I-Corps: Models of Commercialization for Transportation Technology and Data Sources
University Of Massachusetts Amherst, Amherst MA
Investigators
Abstract
Approximately 30,000 people lose their lives in traffic crashes on our nation's roadways with about 300 of these fatalities occurring in Massachusetts. The Commonwealth of Massachusetts, along with assistance from the federal government, invests nearly $1 billion per year in transportation infrastructure. A portion of these funds are paid to the consultants who design and oversee the construction of the projects. A small, but still significant, portion of the design process is dedicated to assessing pre-build traffic conditions and crash data analyses. This I-Corps team will be merging two pieces of technology they have developed to create an improve platform for managing transportation data. The proposed technology has the potential to improve the accuracy and reliability of such analyses and to reduce the amount of time and cost to conduct the overall design process. This I-Corps team has developed two systems at the University of Massachusetts.

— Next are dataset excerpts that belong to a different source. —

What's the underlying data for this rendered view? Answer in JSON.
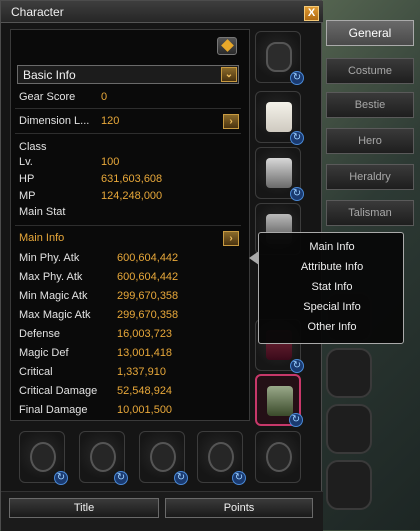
{
  "window": {
    "title": "Character",
    "close_label": "X"
  },
  "basic_info": {
    "dropdown_label": "Basic Info",
    "gear_score_label": "Gear Score",
    "gear_score_value": "0",
    "dimension_label": "Dimension L...",
    "dimension_value": "120",
    "class_label": "Class",
    "lv_label": "Lv.",
    "lv_value": "100",
    "hp_label": "HP",
    "hp_value": "631,603,608",
    "mp_label": "MP",
    "mp_value": "124,248,000",
    "main_stat_label": "Main Stat"
  },
  "main_info": {
    "label": "Main Info",
    "stats": [
      {
        "label": "Min Phy. Atk",
        "value": "600,604,442"
      },
      {
        "label": "Max Phy. Atk",
        "value": "600,604,442"
      },
      {
        "label": "Min Magic Atk",
        "value": "299,670,358"
      },
      {
        "label": "Max Magic Atk",
        "value": "299,670,358"
      },
      {
        "label": "Defense",
        "value": "16,003,723"
      },
      {
        "label": "Magic Def",
        "value": "13,001,418"
      },
      {
        "label": "Critical",
        "value": "1,337,910"
      },
      {
        "label": "Critical Damage",
        "value": "52,548,924"
      },
      {
        "label": "Final Damage",
        "value": "10,001,500"
      }
    ]
  },
  "tabs": [
    "General",
    "Costume",
    "Bestie",
    "Hero",
    "Heraldry",
    "Talisman"
  ],
  "popup": [
    "Main Info",
    "Attribute Info",
    "Stat Info",
    "Special Info",
    "Other Info"
  ],
  "bottom_buttons": {
    "title": "Title",
    "points": "Points"
  },
  "colors": {
    "accent": "#e8a83a",
    "refresh": "#4a8ad8"
  }
}
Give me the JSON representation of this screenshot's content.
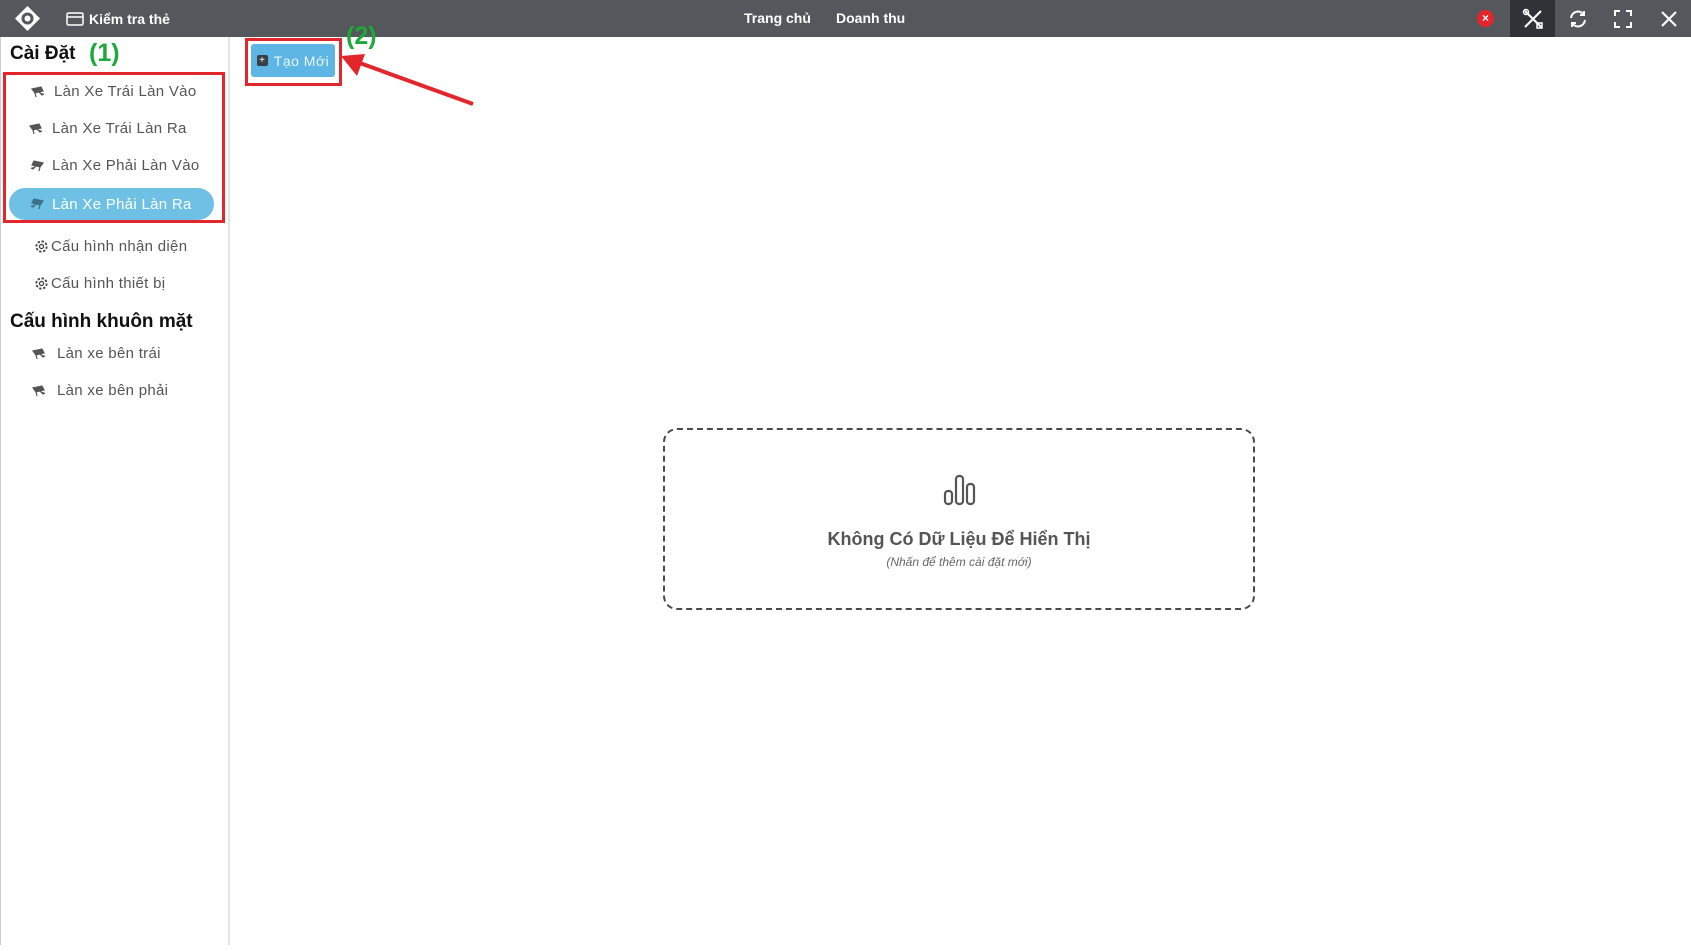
{
  "titlebar": {
    "card_check_label": "Kiểm tra thẻ",
    "nav": {
      "home": "Trang chủ",
      "revenue": "Doanh thu"
    },
    "close_badge": "×"
  },
  "sidebar": {
    "settings_title": "Cài Đặt",
    "settings_annotation": "(1)",
    "lanes": [
      {
        "label": "Làn Xe Trái Làn Vào"
      },
      {
        "label": "Làn Xe Trái Làn Ra"
      },
      {
        "label": "Làn Xe Phải Làn Vào"
      },
      {
        "label": "Làn Xe Phải Làn Ra",
        "active": true
      }
    ],
    "config": [
      {
        "label": "Cấu hình nhận diện"
      },
      {
        "label": "Cấu hình thiết bị"
      }
    ],
    "face_title": "Cấu hình khuôn mặt",
    "face_items": [
      {
        "label": "Làn xe bên trái"
      },
      {
        "label": "Làn xe bên phải"
      }
    ]
  },
  "main": {
    "create_button": {
      "label": "Tạo Mới",
      "icon": "plus-square-icon"
    },
    "create_annotation": "(2)",
    "empty_state": {
      "icon": "bar-chart-icon",
      "title": "Không Có Dữ Liệu Để Hiển Thị",
      "hint": "(Nhấn để thêm cài đặt mới)"
    }
  },
  "colors": {
    "titlebar": "#54585d",
    "active_item": "#6ec1e4",
    "create_button": "#5db6e3",
    "annotation_red": "#e3262c",
    "annotation_green": "#1ea839"
  }
}
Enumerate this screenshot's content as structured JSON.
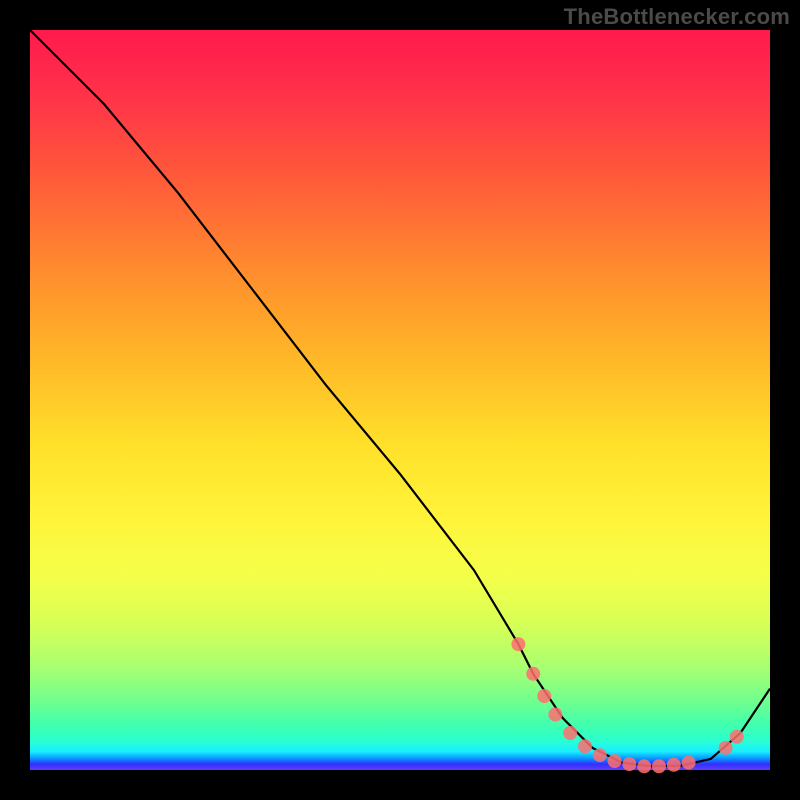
{
  "attribution": "TheBottlenecker.com",
  "chart_data": {
    "type": "line",
    "title": "",
    "xlabel": "",
    "ylabel": "",
    "xlim": [
      0,
      100
    ],
    "ylim": [
      0,
      100
    ],
    "series": [
      {
        "name": "curve",
        "x": [
          0,
          6,
          10,
          20,
          30,
          40,
          50,
          60,
          66,
          68,
          72,
          76,
          80,
          84,
          88,
          92,
          96,
          100
        ],
        "y": [
          100,
          94,
          90,
          78,
          65,
          52,
          40,
          27,
          17,
          13,
          7,
          3,
          1,
          0.5,
          0.6,
          1.5,
          5,
          11
        ]
      }
    ],
    "markers": [
      {
        "x": 66.0,
        "y": 17.0
      },
      {
        "x": 68.0,
        "y": 13.0
      },
      {
        "x": 69.5,
        "y": 10.0
      },
      {
        "x": 71.0,
        "y": 7.5
      },
      {
        "x": 73.0,
        "y": 5.0
      },
      {
        "x": 75.0,
        "y": 3.2
      },
      {
        "x": 77.0,
        "y": 2.0
      },
      {
        "x": 79.0,
        "y": 1.2
      },
      {
        "x": 81.0,
        "y": 0.8
      },
      {
        "x": 83.0,
        "y": 0.5
      },
      {
        "x": 85.0,
        "y": 0.5
      },
      {
        "x": 87.0,
        "y": 0.7
      },
      {
        "x": 89.0,
        "y": 1.0
      },
      {
        "x": 94.0,
        "y": 3.0
      },
      {
        "x": 95.5,
        "y": 4.5
      }
    ],
    "marker_color": "#ff6e6e",
    "line_color": "#000000"
  }
}
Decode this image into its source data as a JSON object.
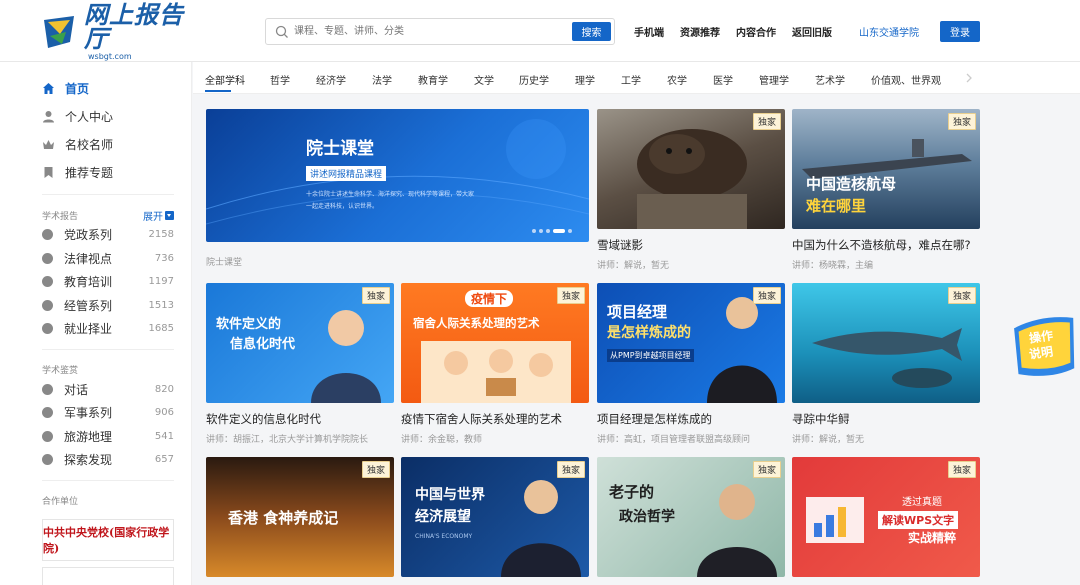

The first is the Regional Traveler Information Center (RTIC), an Intelligent Transportation System that collects travel times and traffic volumes in Western Massachusetts using cameras and sensors strategically placed on major arterials and highways. The other is the UMass Safety Data Warehouse that compiles numerous data sets from the Commonwealth of Massachusetts. These datasets allow researchers to investigate crash causes, identify high risk demographics and locate crash hot spots. Crash, citation, hospital, death certificate, and roadway inventory data have been linked using advanced statistical methodologies to create a single dataset that allows analysts to consider the comprehensive crash experience; including driver behavior, crash characteristics, roadway environment, and crash outcomes such as injuries and costs. The new platform will provide real time traffic collection and crash data analyses to customers through a web tool. This would be accomplished by expanding the real time traffic collection reach of RTIC, uploading data from RTIC and the UMass Safety Data Warehouse onto a web tool, and building algorithms to automate crash data analyses.